Firstly I'll mention the difference between proofs using natural deduction systems or formal proofs and "standard" mathematical proofs.
The former is an actual deduction system, you're proving statements in a formal way by using certain inference rules.
The latter is completly different! A more correct term for the latter would be plausibility argument. It's just an informal reasoning to get from the hypothesys to your goal, that's what people usually mean by proof (though an actual proof must be formal).
Secondly, as I have little information about what exactly you're having trouble with, I can only guess what the problem is, but here's my guess anyway: you're having a hard time following standard mathematical proofs because your only training is in formal proofs, you're too used to the clarity that comes with them. Also you probably are really unused to what I named above as plausibility arguments or informal proofs. From here on when I mention the term proof I mean a proof in the latter sense.
Thirdly, I'll address how to solve this.
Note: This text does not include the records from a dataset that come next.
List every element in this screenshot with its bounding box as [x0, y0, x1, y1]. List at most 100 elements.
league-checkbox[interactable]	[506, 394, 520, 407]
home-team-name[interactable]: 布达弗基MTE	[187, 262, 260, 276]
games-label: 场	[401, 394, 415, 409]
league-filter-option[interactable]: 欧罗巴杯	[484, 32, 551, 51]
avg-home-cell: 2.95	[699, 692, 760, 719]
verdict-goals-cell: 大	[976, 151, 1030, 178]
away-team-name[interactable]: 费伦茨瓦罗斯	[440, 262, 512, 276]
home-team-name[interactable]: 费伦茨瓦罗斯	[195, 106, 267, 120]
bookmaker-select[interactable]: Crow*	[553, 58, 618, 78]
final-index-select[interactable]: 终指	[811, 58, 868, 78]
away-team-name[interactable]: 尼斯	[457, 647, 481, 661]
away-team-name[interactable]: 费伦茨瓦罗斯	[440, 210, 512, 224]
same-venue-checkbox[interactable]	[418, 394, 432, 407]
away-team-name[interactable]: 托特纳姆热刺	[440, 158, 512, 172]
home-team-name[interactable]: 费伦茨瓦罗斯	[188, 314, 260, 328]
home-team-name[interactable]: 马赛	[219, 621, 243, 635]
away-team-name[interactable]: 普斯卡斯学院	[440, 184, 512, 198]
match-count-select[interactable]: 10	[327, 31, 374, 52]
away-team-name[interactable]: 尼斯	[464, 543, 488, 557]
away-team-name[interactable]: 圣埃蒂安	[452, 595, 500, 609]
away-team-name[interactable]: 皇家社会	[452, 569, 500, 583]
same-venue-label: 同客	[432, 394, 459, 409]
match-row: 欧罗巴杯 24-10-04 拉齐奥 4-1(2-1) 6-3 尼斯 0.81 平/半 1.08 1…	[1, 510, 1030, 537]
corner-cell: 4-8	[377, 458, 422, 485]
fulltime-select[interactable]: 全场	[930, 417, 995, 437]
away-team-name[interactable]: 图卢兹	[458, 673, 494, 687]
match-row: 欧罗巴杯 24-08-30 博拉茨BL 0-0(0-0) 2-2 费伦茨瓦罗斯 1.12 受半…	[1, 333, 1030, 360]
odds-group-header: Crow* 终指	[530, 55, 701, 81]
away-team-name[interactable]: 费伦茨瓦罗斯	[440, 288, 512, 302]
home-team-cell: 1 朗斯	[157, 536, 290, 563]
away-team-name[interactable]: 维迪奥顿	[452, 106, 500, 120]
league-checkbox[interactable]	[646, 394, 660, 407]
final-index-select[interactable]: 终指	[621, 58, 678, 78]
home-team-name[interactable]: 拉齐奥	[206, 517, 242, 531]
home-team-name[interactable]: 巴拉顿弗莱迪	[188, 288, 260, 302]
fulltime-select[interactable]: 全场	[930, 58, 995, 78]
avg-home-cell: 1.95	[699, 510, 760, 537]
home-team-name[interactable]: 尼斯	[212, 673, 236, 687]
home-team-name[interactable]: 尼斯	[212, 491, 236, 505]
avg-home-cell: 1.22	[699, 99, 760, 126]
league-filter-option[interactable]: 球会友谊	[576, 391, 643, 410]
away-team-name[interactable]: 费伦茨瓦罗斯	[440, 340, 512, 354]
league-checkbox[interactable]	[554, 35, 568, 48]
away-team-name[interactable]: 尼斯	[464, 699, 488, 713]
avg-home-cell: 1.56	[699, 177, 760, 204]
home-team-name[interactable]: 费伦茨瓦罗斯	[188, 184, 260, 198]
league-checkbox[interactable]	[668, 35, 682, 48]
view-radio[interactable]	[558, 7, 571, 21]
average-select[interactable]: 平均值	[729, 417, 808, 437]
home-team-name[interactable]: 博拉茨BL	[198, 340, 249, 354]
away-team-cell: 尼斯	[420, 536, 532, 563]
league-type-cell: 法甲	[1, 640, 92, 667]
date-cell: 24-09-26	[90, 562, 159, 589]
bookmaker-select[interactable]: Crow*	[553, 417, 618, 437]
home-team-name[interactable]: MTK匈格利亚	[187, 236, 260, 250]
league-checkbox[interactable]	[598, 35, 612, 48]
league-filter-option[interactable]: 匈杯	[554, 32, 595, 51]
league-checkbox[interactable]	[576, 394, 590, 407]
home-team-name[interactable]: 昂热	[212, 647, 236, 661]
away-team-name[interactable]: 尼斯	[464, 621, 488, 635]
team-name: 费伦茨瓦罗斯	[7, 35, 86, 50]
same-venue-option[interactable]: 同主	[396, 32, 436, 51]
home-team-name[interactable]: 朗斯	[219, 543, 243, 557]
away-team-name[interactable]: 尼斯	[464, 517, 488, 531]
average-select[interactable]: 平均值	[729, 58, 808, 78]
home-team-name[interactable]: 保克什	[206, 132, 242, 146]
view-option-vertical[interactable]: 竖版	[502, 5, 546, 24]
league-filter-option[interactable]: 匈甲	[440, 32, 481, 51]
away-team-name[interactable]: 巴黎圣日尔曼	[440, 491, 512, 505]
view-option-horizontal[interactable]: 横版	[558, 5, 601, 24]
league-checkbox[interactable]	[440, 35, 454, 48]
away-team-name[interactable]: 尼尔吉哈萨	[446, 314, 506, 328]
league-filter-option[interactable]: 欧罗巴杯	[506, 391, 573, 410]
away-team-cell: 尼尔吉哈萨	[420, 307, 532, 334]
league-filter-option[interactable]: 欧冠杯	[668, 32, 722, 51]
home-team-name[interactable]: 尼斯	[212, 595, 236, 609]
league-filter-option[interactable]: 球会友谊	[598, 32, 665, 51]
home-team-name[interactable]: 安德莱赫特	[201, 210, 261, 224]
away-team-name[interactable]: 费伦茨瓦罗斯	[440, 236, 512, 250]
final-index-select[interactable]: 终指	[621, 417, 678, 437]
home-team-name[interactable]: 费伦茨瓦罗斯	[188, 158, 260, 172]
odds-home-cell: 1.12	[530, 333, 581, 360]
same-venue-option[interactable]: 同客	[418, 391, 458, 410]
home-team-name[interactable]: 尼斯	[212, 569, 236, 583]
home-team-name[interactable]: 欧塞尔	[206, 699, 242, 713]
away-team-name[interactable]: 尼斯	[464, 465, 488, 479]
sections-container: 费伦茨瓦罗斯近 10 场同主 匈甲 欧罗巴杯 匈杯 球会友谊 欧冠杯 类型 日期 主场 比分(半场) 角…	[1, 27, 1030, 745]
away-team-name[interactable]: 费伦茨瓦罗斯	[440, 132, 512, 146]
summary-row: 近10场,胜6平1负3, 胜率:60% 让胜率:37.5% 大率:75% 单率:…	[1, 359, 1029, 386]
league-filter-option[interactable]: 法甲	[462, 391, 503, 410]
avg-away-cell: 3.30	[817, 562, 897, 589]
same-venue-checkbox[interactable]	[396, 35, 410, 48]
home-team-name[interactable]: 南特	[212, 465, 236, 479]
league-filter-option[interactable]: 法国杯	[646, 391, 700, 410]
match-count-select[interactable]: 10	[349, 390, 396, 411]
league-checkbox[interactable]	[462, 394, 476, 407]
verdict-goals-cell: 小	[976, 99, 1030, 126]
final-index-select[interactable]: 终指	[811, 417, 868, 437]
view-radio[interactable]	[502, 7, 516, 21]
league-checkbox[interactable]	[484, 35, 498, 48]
I'm assuming that what you mean by an algebraic proof is actually an arithmetical proof, i.e., proofs in which you're basically doing some calculations.
Mathematics is built on blocks. Some blocks are tougher than others, but all of them can be divided into atoms. In an atomic state everything is simple (or at least as simple as it can get). If you're having trouble with a proof, break the block into smaller blocks, if you still can't handle it, break the smaller blocks into even smaller blocks and keep doing that until you understand the proof.
This is easier said than done, but nothing is more important than you trying it yourself, I believe. Also if you can't understand a proof, there's a good chance you can't identify which block to break or how to break it. To handle this issue I suggest that every time you infer something (or something is infered in the proof), you ask yourself "why is this true?", when you can't answer that question, you've found a block you want to break. Obviously it also helps that you have someone you can ask what you don't understand and break blocks with you.
I also suggest that you try going through some simpler proofs. For instance like the ones one would find in an elementary number theory course. It's a nice bridge between arithmetical proofs and the other proofs, while still mantaining a lot of logical simplicity. Finally, don't think for a minute that my next (and last) suggestion is any less worthy than the previous. If I was forced to give you an answer in ten words or less, this would be it: How to Prove It: A Structured Approach, by D.J. Velleman. Go through it.
I hope I understood your issues correctly and wish you luck.